The first thing my mother bought after he moved in was a huge wardrobe just for his stuff, but it wasn’t enough. They spilled over into the wardrobe in the spare room and, over time, spread till they covered the bed completely. In fact, after a while it was like the spare room h
ad become his personal walk-in wardrobe. Had we had a guest, there wasn’t a space inside that room they could’ve sat never mind slept.
But the changes were much vaster than him and his clothes. They included the things I was used to and virtually everything I’d come to take for granted in my home. For example, before he came, my mother cooked what we liked, and that was chicken. Chicken and rice and peas, chicken curry, roast chicken, chicken soup, fried chicken. After he came, she was cooking for him: hard food instead of rice, boiling oxtail and butterbeans for hours on end, fried fish, fish soup, cow-foot and evil bubbling mannish water.

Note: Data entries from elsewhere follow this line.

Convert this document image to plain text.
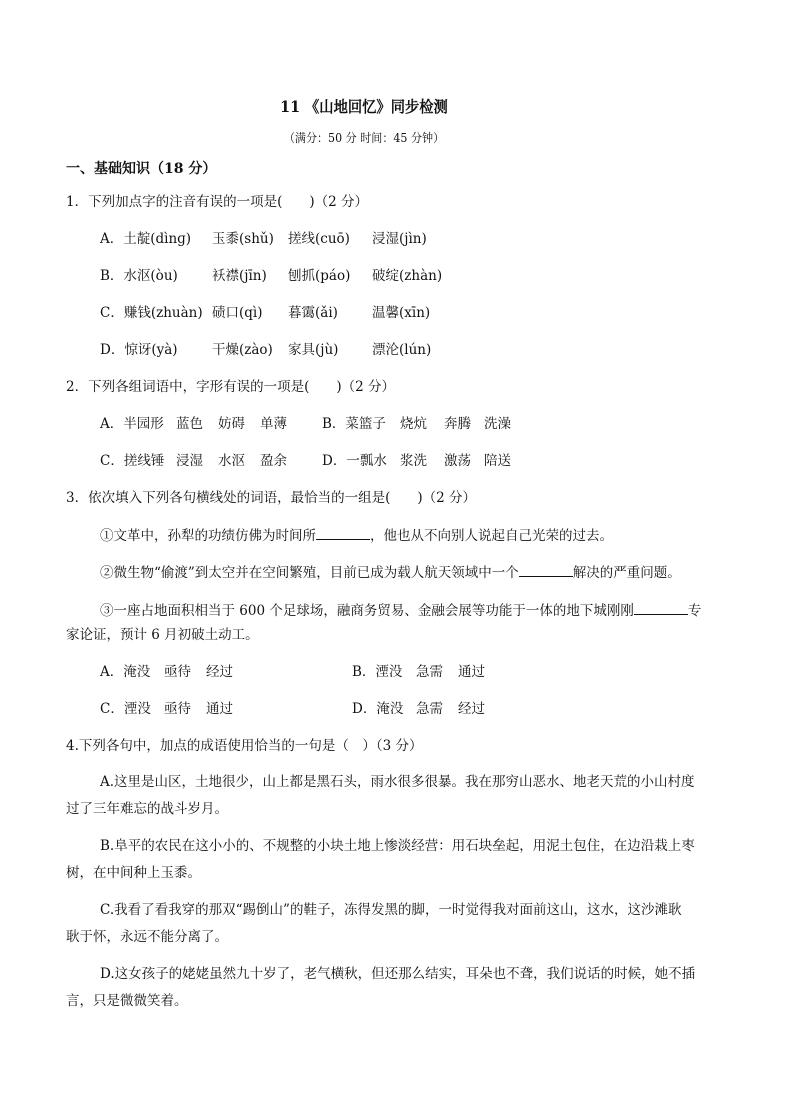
11 《山地回忆》同步检测
（满分：50 分 时间：45 分钟）
一、基础知识（18 分）
1．下列加点字的注音有误的一项是(　　)（2 分）
A．土靛(dìnɡ) 玉黍(shǔ) 搓线(cuō) 浸湿(jìn)
B．水沤(òu)	袄襟(jīn) 刨抓(páo) 破绽(zhàn)
C．赚钱(zhuàn) 碛口(qì) 暮霭(ǎi)	温馨(xīn)
D．惊讶(yà)	干燥(zào) 家具(jù) 漂沦(lún)
2．下列各组词语中，字形有误的一项是(　　)（2 分）
A．半园形 蓝色 妨碍 单薄	B．菜篮子 烧炕 奔腾 洗澡
C．搓线锤 浸湿 水沤 盈余	D．一瓢水 浆洗 激荡 陪送
3．依次填入下列各句横线处的词语，最恰当的一组是(　　)（2 分）
①文革中，孙犁的功绩仿佛为时间所	，他也从不向别人说起自己光荣的过去。
②微生物“偷渡”到太空并在空间繁殖，目前已成为载人航天领域中一个	解决的严重问题。
③一座占地面积相当于 600 个足球场，融商务贸易、金融会展等功能于一体的地下城刚刚	专
家论证，预计 6 月初破土动工。
A．淹没 亟待 经过	B．湮没 急需 通过
C．湮没 亟待 通过	D．淹没 急需 经过
4.下列各句中，加点的成语使用恰当的一句是（　）（3 分）
A.这里是山区，土地很少，山上都是黑石头，雨水很多很暴。我在那穷山恶水、地老天荒的小山村度
过了三年难忘的战斗岁月。
B.阜平的农民在这小小的、不规整的小块土地上惨淡经营：用石块垒起，用泥土包住，在边沿栽上枣
树，在中间种上玉黍。
C.我看了看我穿的那双“踢倒山”的鞋子，冻得发黑的脚，一时觉得我对面前这山，这水，这沙滩耿
耿于怀，永远不能分离了。
D.这女孩子的姥姥虽然九十岁了，老气横秋，但还那么结实，耳朵也不聋，我们说话的时候，她不插
言，只是微微笑着。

And suddenly, but kind of casually, like it had been happening my whole life, my mum began to serve up puddings after dinner. I was accustomed to puddings after lunch at school, but puddings at home? Before he came it would have been like chucking money down the drain. But suddenly, every meal had a pudding to follow it; apple pie and custard, rhubarb crumble, trifle, butterscotch-flavoured Angel Delight, treacle sponge pudding and home-made rum-and-raisin ice cream with cinnamon finely grated over the top.
Unused to a big meal followed by a hefty pudding, half the time I couldn’t eat it. But Berris, he ate like it was his last supper every time; wolfed down those puddings like he had never tasted anything finer. Probably he hadn’t. I wouldn’t think many people had.

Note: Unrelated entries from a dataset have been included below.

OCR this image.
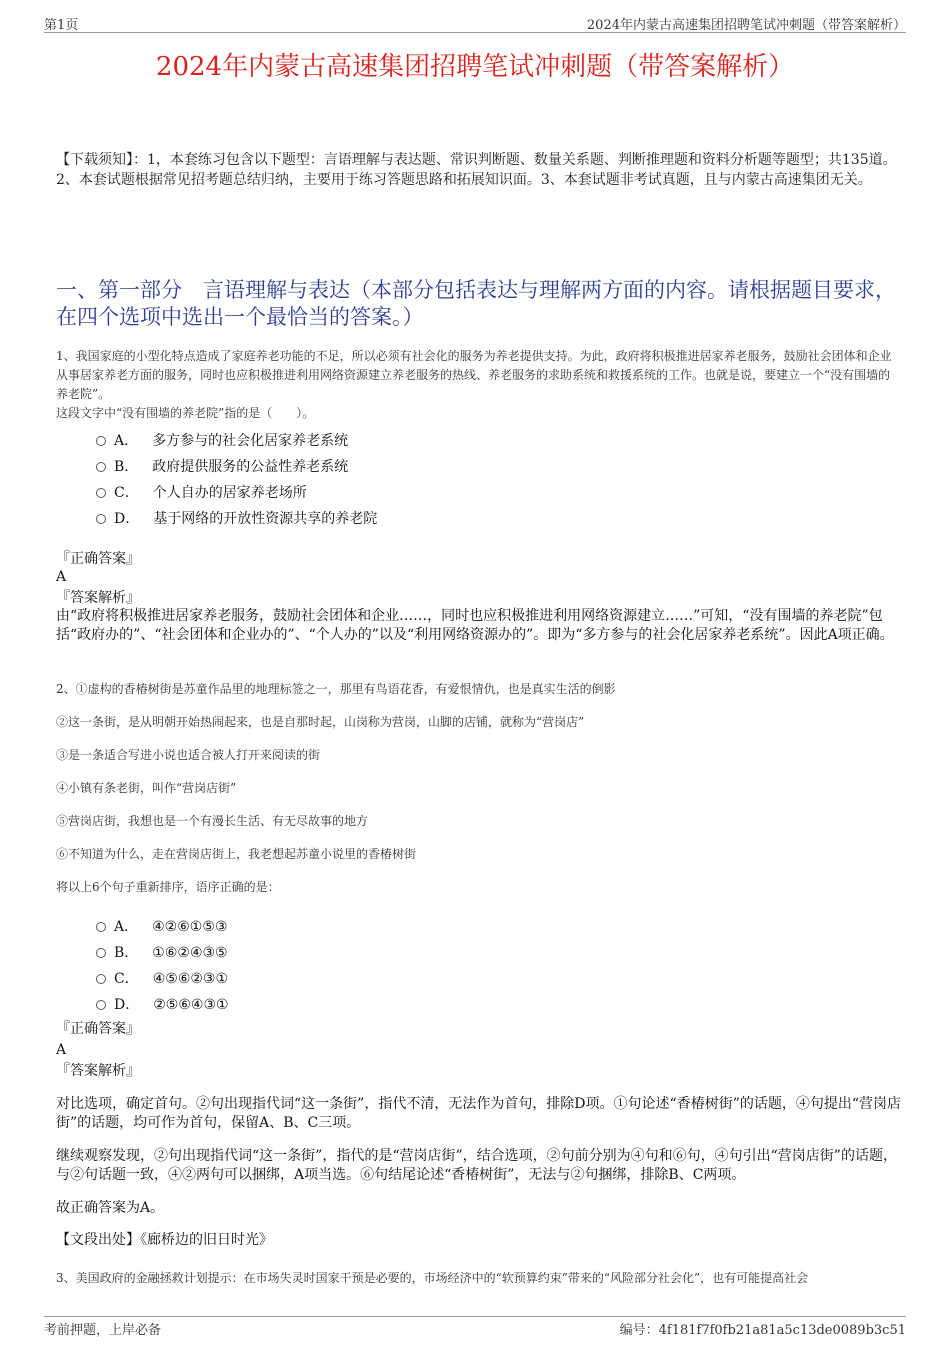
第1页	2024年内蒙古高速集团招聘笔试冲刺题（带答案解析）
2024年内蒙古高速集团招聘笔试冲刺题（带答案解析）
【下载须知】：1，本套练习包含以下题型：言语理解与表达题、常识判断题、数量关系题、判断推理题和资料分析题等题型；共135道。2、本套试题根据常见招考题总结归纳，主要用于练习答题思路和拓展知识面。3、本套试题非考试真题，且与内蒙古高速集团无关。
一、第一部分　言语理解与表达（本部分包括表达与理解两方面的内容。请根据题目要求，在四个选项中选出一个最恰当的答案。）
1、我国家庭的小型化特点造成了家庭养老功能的不足，所以必须有社会化的服务为养老提供支持。为此，政府将积极推进居家养老服务，鼓励社会团体和企业从事居家养老方面的服务，同时也应积极推进利用网络资源建立养老服务的热线、养老服务的求助系统和救援系统的工作。也就是说，要建立一个“没有围墙的养老院”。
这段文字中“没有围墙的养老院”指的是（　　）。
A． 多方参与的社会化居家养老系统
B． 政府提供服务的公益性养老系统
C． 个人自办的居家养老场所
D． 基于网络的开放性资源共享的养老院
『正确答案』
A
『答案解析』
由“政府将积极推进居家养老服务，鼓励社会团体和企业……，同时也应积极推进利用网络资源建立……”可知，“没有围墙的养老院”包括“政府办的”、“社会团体和企业办的”、“个人办的”以及“利用网络资源办的”。即为“多方参与的社会化居家养老系统”。因此A项正确。
2、①虚构的香椿树街是苏童作品里的地理标签之一，那里有鸟语花香，有爱恨情仇，也是真实生活的倒影
②这一条街，是从明朝开始热闹起来，也是自那时起，山岗称为营岗，山脚的店铺，就称为“营岗店”
③是一条适合写进小说也适合被人打开来阅读的街
④小镇有条老街，叫作“营岗店街”
⑤营岗店街，我想也是一个有漫长生活、有无尽故事的地方
⑥不知道为什么，走在营岗店街上，我老想起苏童小说里的香椿树街
将以上6个句子重新排序，语序正确的是：
A． ④②⑥①⑤③
B． ①⑥②④③⑤
C． ④⑤⑥②③①
D． ②⑤⑥④③①
『正确答案』
A
『答案解析』
对比选项，确定首句。②句出现指代词“这一条街”，指代不清，无法作为首句，排除D项。①句论述“香椿树街”的话题，④句提出“营岗店街”的话题，均可作为首句，保留A、B、C三项。
继续观察发现，②句出现指代词“这一条街”，指代的是“营岗店街”，结合选项，②句前分别为④句和⑥句，④句引出“营岗店街”的话题，与②句话题一致，④②两句可以捆绑，A项当选。⑥句结尾论述“香椿树街”，无法与②句捆绑，排除B、C两项。
故正确答案为A。
【文段出处】《廊桥边的旧日时光》
3、美国政府的金融拯救计划提示：在市场失灵时国家干预是必要的，市场经济中的“软预算约束”带来的“风险部分社会化”，也有可能提高社会
考前押题，上岸必备	编号：4f181f7f0fb21a81a5c13de0089b3c51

But the worst thing, the thing that got me most, was the evenings. Before Berris moved in, me and my mum would often stay up late watching TV: Soap, Dallas and Dynasty, The Love Boat and Fantasy Island. We were addicted to our weekly ration of other people’s lives and dramas and even if one of us fell asleep, the other person made sure they stayed awake so they could fill in what had been missed. But after Berris came, the three of us would settle down in the living room, and all would be fine for about an hour or so. Then Berris would get up and say he was going to bed. About twenty minutes later, my mother would yawn loudly, as if suddenly overcome by fatigue. She would stretch and get up and say something about how tired she felt and go off to bed too. One time Berris actually went to bed at seven-thirty and she was just so exhausted she just couldn’t keep her eyes open any longer come eight!